Attorney-at-Law

THREE PROCEDURALS

In Uncategorized on 09/15/2025 at 14:36

Three (count ’em, three) procedural orders useful for crammers for the biennial Tax Court non attorneys’ admissions exam (s/a/k/a Slaughter of the Innocents).

Duane P. Kuck & Cindy-Leigh Kuck, Docket No. 13724-24, filed 9/15/25, and called off-side by STJ Diana L. (“Sidewalks of New York”) Leyden. Seems trusty attorneys for Duane & Cindy-Leigh served their Branerton demand too soon. “A necessary predicate to a motion to compel is that a party must make a formal discovery request, and that request must be made after a case is at issue but not before 30 days after the case is at issue. See Rule 38 and Rule 70(a)(2). Petitioners served formal discovery (i.e., an interrogatory) on respondent 5 days after the case was at issue and thus, failed to comply with Rule 70(a)(2). Accordingly, because petitioners’ formal discovery was premature the Court must deny petitioners’ Motion to Compel.” Order, at p. 2. Of course they can try again, but if what they want is a conclusion of law, that won’t get past STJ Di. Order, at p. 3.

Ricky T. Burningham, Docket No. 19625-22L, filed 9/15/25, has his previous Tax Court appearances scheduled by Judge Mark V. (“Vittorio Emanuele”) Holmes; Ricky’s batting average isn’t great, but he does win one year. Appeals can’t produce the USPS 3877 for the SND for the one year in the four (count ’em, four) years that Ricky is contesting. The “Form 3877 is a standard post-office form that lists certified mail, the address of the recipient, and is stamped with a postmark.” Order, at p. 3. According to Hoyle, that means Ricky and IRS go back to Appeals so the SO can figure out what basis s/he had to determine that IRS sent the SND to Ricky by certified mail. If s/he can’t find proper basis, the lien is invalid, but Ricky doesn’t get to contest the amount of his liability. “The failure by the Commissioner to prove that he assessed that liability only after he mailed a notice of deficiency to Mr. Burningham is a failure to prove that he assessed the liability correctly. Without that, the lien itself would be invalid as to the [year at issue].” Order, at pp. 3-4.
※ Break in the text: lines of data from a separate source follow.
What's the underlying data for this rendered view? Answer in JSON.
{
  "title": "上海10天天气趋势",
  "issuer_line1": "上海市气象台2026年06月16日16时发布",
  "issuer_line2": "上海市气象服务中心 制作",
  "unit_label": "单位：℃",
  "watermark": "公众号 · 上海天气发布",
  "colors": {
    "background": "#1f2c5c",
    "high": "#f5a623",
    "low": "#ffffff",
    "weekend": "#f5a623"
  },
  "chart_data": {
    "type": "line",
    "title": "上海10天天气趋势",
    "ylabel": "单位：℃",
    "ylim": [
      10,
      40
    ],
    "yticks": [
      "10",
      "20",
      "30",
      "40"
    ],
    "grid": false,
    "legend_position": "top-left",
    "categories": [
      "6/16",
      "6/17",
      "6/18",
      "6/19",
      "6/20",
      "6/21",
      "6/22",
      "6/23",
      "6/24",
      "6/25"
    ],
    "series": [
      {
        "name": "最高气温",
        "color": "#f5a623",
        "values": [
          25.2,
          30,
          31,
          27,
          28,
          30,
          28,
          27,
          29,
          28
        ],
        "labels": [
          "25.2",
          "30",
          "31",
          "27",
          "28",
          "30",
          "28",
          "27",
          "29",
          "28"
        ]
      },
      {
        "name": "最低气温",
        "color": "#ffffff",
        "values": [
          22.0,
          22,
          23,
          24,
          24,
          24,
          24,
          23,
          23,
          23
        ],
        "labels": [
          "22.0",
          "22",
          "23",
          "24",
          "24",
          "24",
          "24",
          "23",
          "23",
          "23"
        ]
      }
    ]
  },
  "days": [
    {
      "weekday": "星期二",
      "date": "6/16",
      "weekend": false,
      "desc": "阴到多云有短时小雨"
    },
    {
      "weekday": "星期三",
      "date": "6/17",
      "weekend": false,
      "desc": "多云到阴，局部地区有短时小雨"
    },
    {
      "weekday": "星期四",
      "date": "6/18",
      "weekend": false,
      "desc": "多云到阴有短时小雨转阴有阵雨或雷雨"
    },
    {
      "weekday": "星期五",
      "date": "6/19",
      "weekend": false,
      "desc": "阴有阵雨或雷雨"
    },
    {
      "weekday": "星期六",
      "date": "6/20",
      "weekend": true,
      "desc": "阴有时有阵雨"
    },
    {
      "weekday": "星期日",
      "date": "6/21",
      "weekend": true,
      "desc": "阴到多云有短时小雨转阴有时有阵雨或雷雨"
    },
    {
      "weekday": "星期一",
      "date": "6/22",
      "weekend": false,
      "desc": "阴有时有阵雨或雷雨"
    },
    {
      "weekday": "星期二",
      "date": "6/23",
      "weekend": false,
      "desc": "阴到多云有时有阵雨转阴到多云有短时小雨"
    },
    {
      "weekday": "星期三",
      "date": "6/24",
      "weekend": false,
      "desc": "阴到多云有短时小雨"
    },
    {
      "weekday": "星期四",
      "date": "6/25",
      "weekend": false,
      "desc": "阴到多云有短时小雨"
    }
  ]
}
Southwest Emergency Physicians, PLLC, The Real Kahuna Corporation, Tax Matters Partner, et al, Docket No. 8795-16, filed 9/15/25, but there are eight (count ’em, eight) conjoined cases here. The case goes to show what happens when cases drag on for years. IRS demands documents that the Southwesterners claim they already provided, and anyway they conceded the disallowed deductions (this is a microcaptive insurance case). All they’re fighting about now is chops, and most of what IRS wants is unrelated to chops. Besides, it’s burdensome, the PLLC is out of business, and most of the partners are dead. So Judge Travis A. (“Tag”) Greaves denies IRS’ motion to compel production without prejudice. “Respondent may narrow the scope of his request to only those documents related to the penalty issue. If a mutual agreement is not reached, respondent may use his discretion to file a motion to compel with this Court.” Order, at p. 3. Taishoff says I wonder why the Southwesterners’ trusty attorneys, for whom this is not their first rodeo, didn’t get some concessions out of IRS’ counsel on the chops before conceding the deductions.